Java Client Failover

We can turn on the local data failover feature to handle the situation when Nacos server side is unstable or has problematic data.

There are two typical scenarios:

When Nacos server is in deployment, we can switch on the failover so the clients use local data only. The data anomaly or oscillation at Nacos server won’t affect the clients. After the deployment and the data verification are done, we can switch off the failover feature.
When there is a sudden data anomaly at Nacos server at runtime, we can turn on the failover feature to prevent Nacos clients using wrong data.

The full detailed solution description can be found in https://github.com/alibaba/nacos/issues/11053

Procedures

As shown above, the query requests to Nacos client would first be checked by FailoverReactor, and only if FailoverReactor has no related data, can the requests move on to query ServiceInfoHolder.

Disk based Failover

FailoverReactor can select different data sources. Disk is the default option.

Disk Failover File Path

The default path of disk failover files are:

{user.home}/nacos/naming/{namespace}/failover

This path can be customised via -D argument:

-DJM.SNAPSHOT.PATH=/mypath

So the path becomes:

/mypath/nacos/naming/{namespace}/failover

Disk Failover Switch

The disk failover switch is stored in a file with name:

00-00---000-VIPSRV_FAILOVER_SWITCH-000---00-00

The content of this file is just a number 0 or 1, where 0 represents failover is off, 1 is on.

Disk Failover Data

The disk failover data is stored in multiple files under the failover path. Each file stores the failover data for a single service.

The file name is in the following format:

{group.name}%40%40{service.name}

The content in the file is the JSON string of one ServiceInfo object, for instance:

{
    "name":"DEFAULT_GROUP@@test.2",
    "groupName":"DEFAULT_GROUP",
    "clusters":"",
    "cacheMillis":10000,
    "hosts":[
        {
            "instanceId":"1.1.2.1#8888#DEFAULT#DEFAULT_GROUP@@test.2",
            "ip":"1.1.2.1",
            "port":8888,
            "weight":1,
            "healthy":true,
            "enabled":true,
            "ephemeral":true,
            "clusterName":"DEFAULT",
            "serviceName":"DEFAULT_GROUP@@test.2",
            "metadata":{
                "k1":"v1"
            },
            "instanceHeartBeatInterval":5000,
            "instanceHeartBeatTimeOut":15000,
            "ipDeleteTimeout":30000
        }
    ],
    "lastRefTime":1689835375819,
    "checksum":"",
    "allIPs":false,
    "reachProtectionThreshold":false,
    "valid":true
}

Extent Failover Data Source

Disk failover is simple and requires no extra remote components. But sometimes we may want to use another kind of data source, such as Redis, Mysql, etc.

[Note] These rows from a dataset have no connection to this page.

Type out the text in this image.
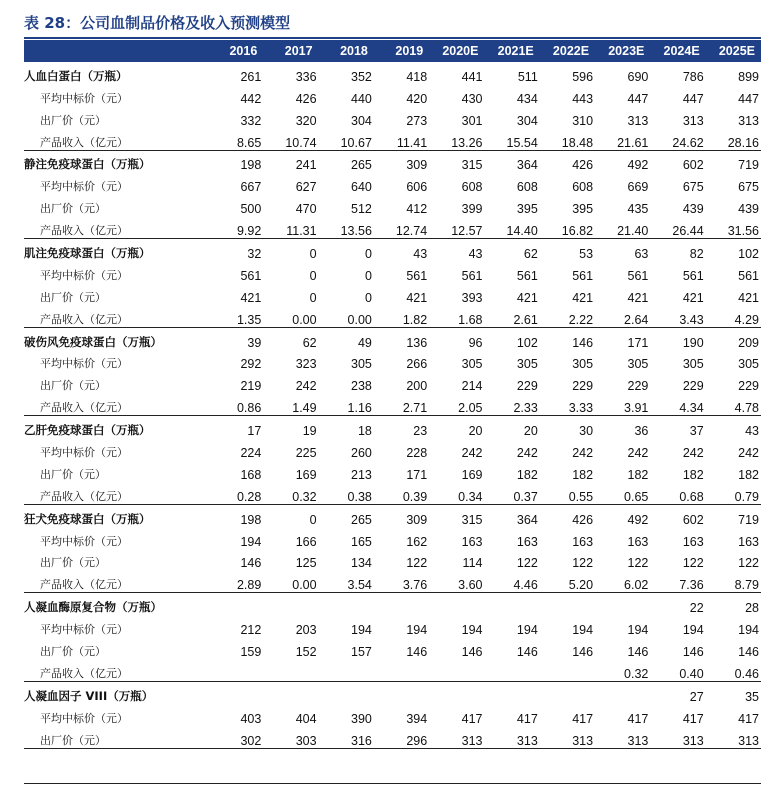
表 28：公司血制品价格及收入预测模型
	2016	2017	2018	2019	2020E	2021E	2022E	2023E	2024E	2025E
人血白蛋白（万瓶）	261	336	352	418	441	511	596	690	786	899
平均中标价（元）	442	426	440	420	430	434	443	447	447	447
出厂价（元）	332	320	304	273	301	304	310	313	313	313
产品收入（亿元）	8.65	10.74	10.67	11.41	13.26	15.54	18.48	21.61	24.62	28.16
静注免疫球蛋白（万瓶）	198	241	265	309	315	364	426	492	602	719
平均中标价（元）	667	627	640	606	608	608	608	669	675	675
出厂价（元）	500	470	512	412	399	395	395	435	439	439
产品收入（亿元）	9.92	11.31	13.56	12.74	12.57	14.40	16.82	21.40	26.44	31.56
肌注免疫球蛋白（万瓶）	32	0	0	43	43	62	53	63	82	102
平均中标价（元）	561	0	0	561	561	561	561	561	561	561
出厂价（元）	421	0	0	421	393	421	421	421	421	421
产品收入（亿元）	1.35	0.00	0.00	1.82	1.68	2.61	2.22	2.64	3.43	4.29
破伤风免疫球蛋白（万瓶）	39	62	49	136	96	102	146	171	190	209
平均中标价（元）	292	323	305	266	305	305	305	305	305	305
出厂价（元）	219	242	238	200	214	229	229	229	229	229
产品收入（亿元）	0.86	1.49	1.16	2.71	2.05	2.33	3.33	3.91	4.34	4.78
乙肝免疫球蛋白（万瓶）	17	19	18	23	20	20	30	36	37	43
平均中标价（元）	224	225	260	228	242	242	242	242	242	242
出厂价（元）	168	169	213	171	169	182	182	182	182	182
产品收入（亿元）	0.28	0.32	0.38	0.39	0.34	0.37	0.55	0.65	0.68	0.79
狂犬免疫球蛋白（万瓶）	198	0	265	309	315	364	426	492	602	719
平均中标价（元）	194	166	165	162	163	163	163	163	163	163
出厂价（元）	146	125	134	122	114	122	122	122	122	122
产品收入（亿元）	2.89	0.00	3.54	3.76	3.60	4.46	5.20	6.02	7.36	8.79
人凝血酶原复合物（万瓶）									22	28
平均中标价（元）	212	203	194	194	194	194	194	194	194	194
出厂价（元）	159	152	157	146	146	146	146	146	146	146
产品收入（亿元）								0.32	0.40	0.46
人凝血因子 VIII（万瓶）									27	35
平均中标价（元）	403	404	390	394	417	417	417	417	417	417
出厂价（元）	302	303	316	296	313	313	313	313	313	313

Now we support extending the failover data source with SPI mechanism. Here are the steps:

Develop Your Own Failover Data Source

Write a class and implement the interface com.alibaba.nacos.client.naming.backups.FailoverDataSource:

public class MyFailoverDataSource implements FailoverDataSource {

    @Override
    public FailoverSwitch getSwitch() {
        // TODO write your own implementation.
        return null;
    }

    @Override
    public Map<String, FailoverData> getFailoverData() {
        // TODO write your own implementation. For naming module, the map
        // should contain failover data with service name as key and ServiceInfo as value
        return null;
    }
}

Configure Failover Data Source Class

Create a file under the resource root path:

{resource.root}/META-INF/services/com.alibaba.nacos.client.naming.backups.FailoverDataSource

One example of {resource.root} is src/main/resources.

The file content is:

your.package.MyFailoverDataSource